N-{4-Chloro-2-[(1,3-dioxo-1,3-dihydro-2H-isoindol-2-yl)methyl]phenyl}-2-hydroxybenzamide (CPPHA) Acts through a Novel Site as a Positive Allosteric Modulator of Group 1 Metabotropic Glutamate Receptors

Abstract

Recent studies suggest that a novel positive allosteric modulator (PAM) of the metabotropic glutamate receptor (mGluRs), mGluR5, termed 4-nitro-N-(1,3-diphenyl-1H-pyrazol-5-yl)benzamide (VU-29), potentiates mGluR5 responses by actions at a site that is overlapping with the binding site of 2-methyl-6-(phenylethynyl)pyridine (MPEP), a previously identified negative allosteric modulator of this receptor. It is interesting that a structurally distinct PAM, N-{4-Chloro-2-[(1,3-dioxo-1,3-dihydro-2H-isoindol-2-yl)methyl]phenyl}-2-hydroxybenzamide (CPPHA), does not to bind to the MPEP site. We now report that CPPHA potentiates mGluR5 responses by a mechanism that is distinct from that of VU-29. VU-29- and CPPHA-induced potentiation of mGluR5 responses are blocked by a neutral ligand at the MPEP allosteric site termed 5-methyl-2-(phenylethynyl)pyridine (5MPEP). However, increasing concentrations of 5MPEP induce parallel rightward shifts in the VU-29 concentration-response curve, whereas 5MPEP inhibits CPPHA potentiation in a noncompetitive manner. Consistent with this, a mutation (A809V/mGluR5) that reduces binding of ligands to the MPEP site eliminates the effect of VU-29 but has no effect on the response to CPPHA. On the other hand, a mutation (F585I/mGluRs) that eliminates the effect of CPPHA does not alter the response to VU-29. CPPHA is also a PAM at mGluR1. It is interesting that the corresponding mutation of F585I/mGluR5 in mGluR1 (F599I/mGluR1) eliminates CPPHA's effect without altering the potentiation of a known PAM of mGluR1, (S)-2-(4-fluorophenyl)-1-(toluene-4-sulfonyl)pyrrolidine (Ro 67-7476).

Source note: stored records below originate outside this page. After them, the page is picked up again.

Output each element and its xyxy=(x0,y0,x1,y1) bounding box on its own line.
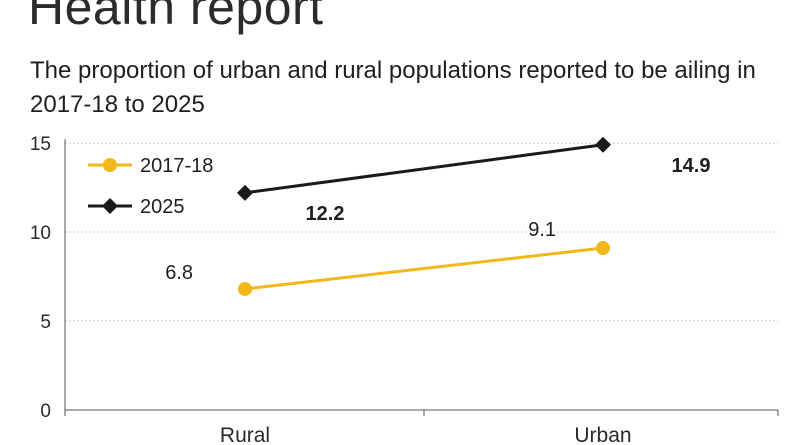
data-point-2017-18-urban xyxy=(596,241,610,256)
chart-title: Health report xyxy=(28,0,324,35)
data-point-2025-urban xyxy=(595,136,611,153)
data-point-2025-rural xyxy=(237,184,253,201)
y-tick-label: 10 xyxy=(30,223,51,244)
legend-label-2025: 2025 xyxy=(140,196,185,218)
legend-label-2017-18: 2017-18 xyxy=(140,155,213,177)
data-label-2025-rural: 12.2 xyxy=(306,203,345,225)
data-label-2017-18-rural: 6.8 xyxy=(165,262,193,284)
data-point-2017-18-rural xyxy=(238,281,252,296)
y-tick-label: 5 xyxy=(40,312,51,333)
chart-subtitle: The proportion of urban and rural popula… xyxy=(30,57,756,118)
x-tick-label-rural: Rural xyxy=(220,424,270,445)
series-line-2017-18 xyxy=(244,246,604,291)
y-tick-label: 0 xyxy=(40,401,51,422)
data-label-2017-18-urban: 9.1 xyxy=(528,219,556,241)
legend-marker-2017-18 xyxy=(103,158,117,172)
legend-marker-2025 xyxy=(102,198,118,214)
y-tick-label: 15 xyxy=(30,134,51,155)
x-tick-label-urban: Urban xyxy=(574,424,631,445)
data-label-2025-urban: 14.9 xyxy=(672,155,711,177)
series-line-2025 xyxy=(244,143,604,195)
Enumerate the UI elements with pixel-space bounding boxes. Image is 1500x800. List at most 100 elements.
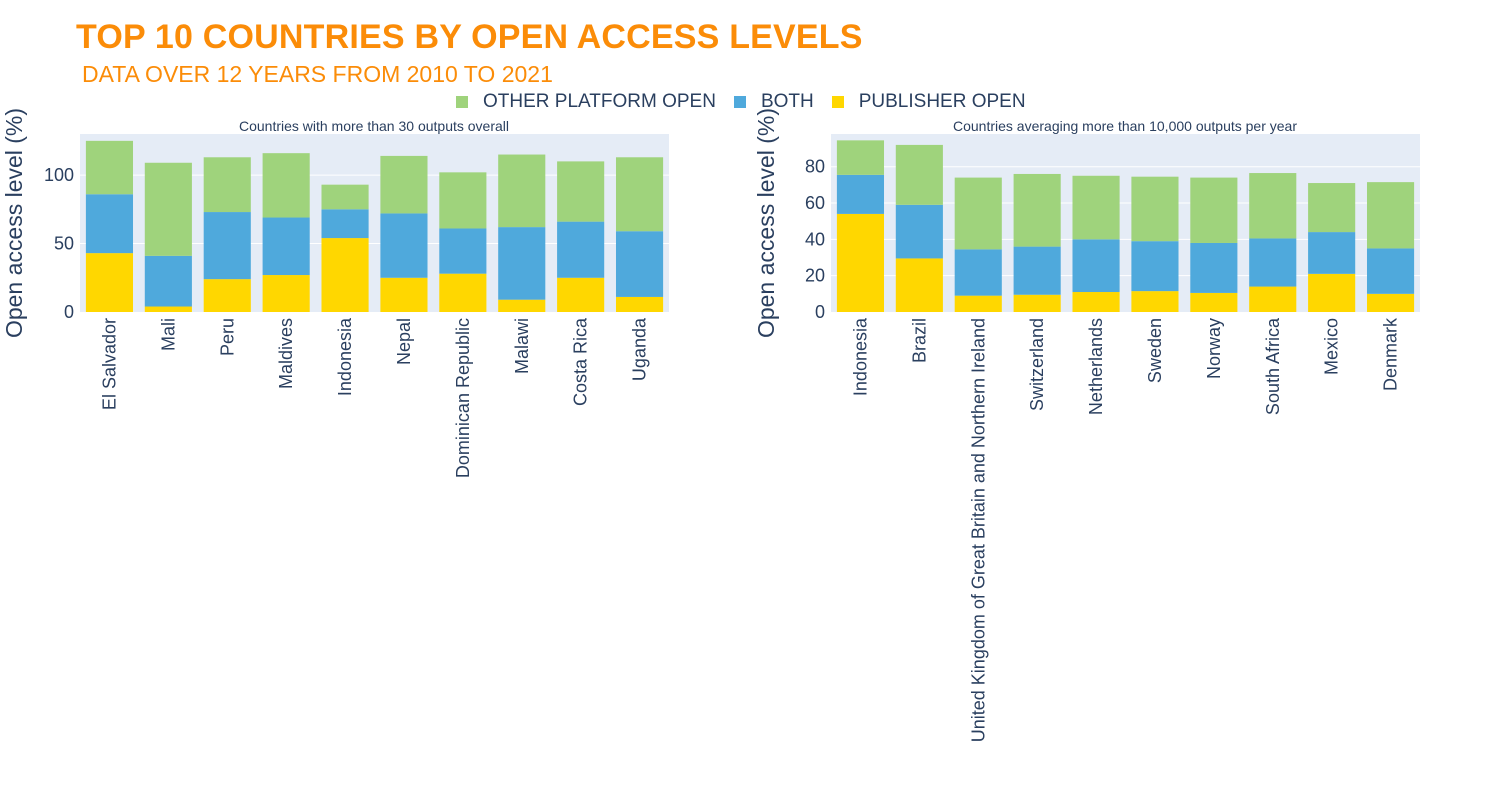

Likewise, another mutation (V757L/mGluR1) that abolishes potentiation of Ro 67-7476 has no effect on CPPHA. Finally, CPPHA does not displace binding of a radioligand for the mGluR1 allosteric antagonist characterized previously. Together, these data suggest that CPPHA acts at a novel allosteric site on both mGluR1 and -5 to potentiate responses to activation of these receptors.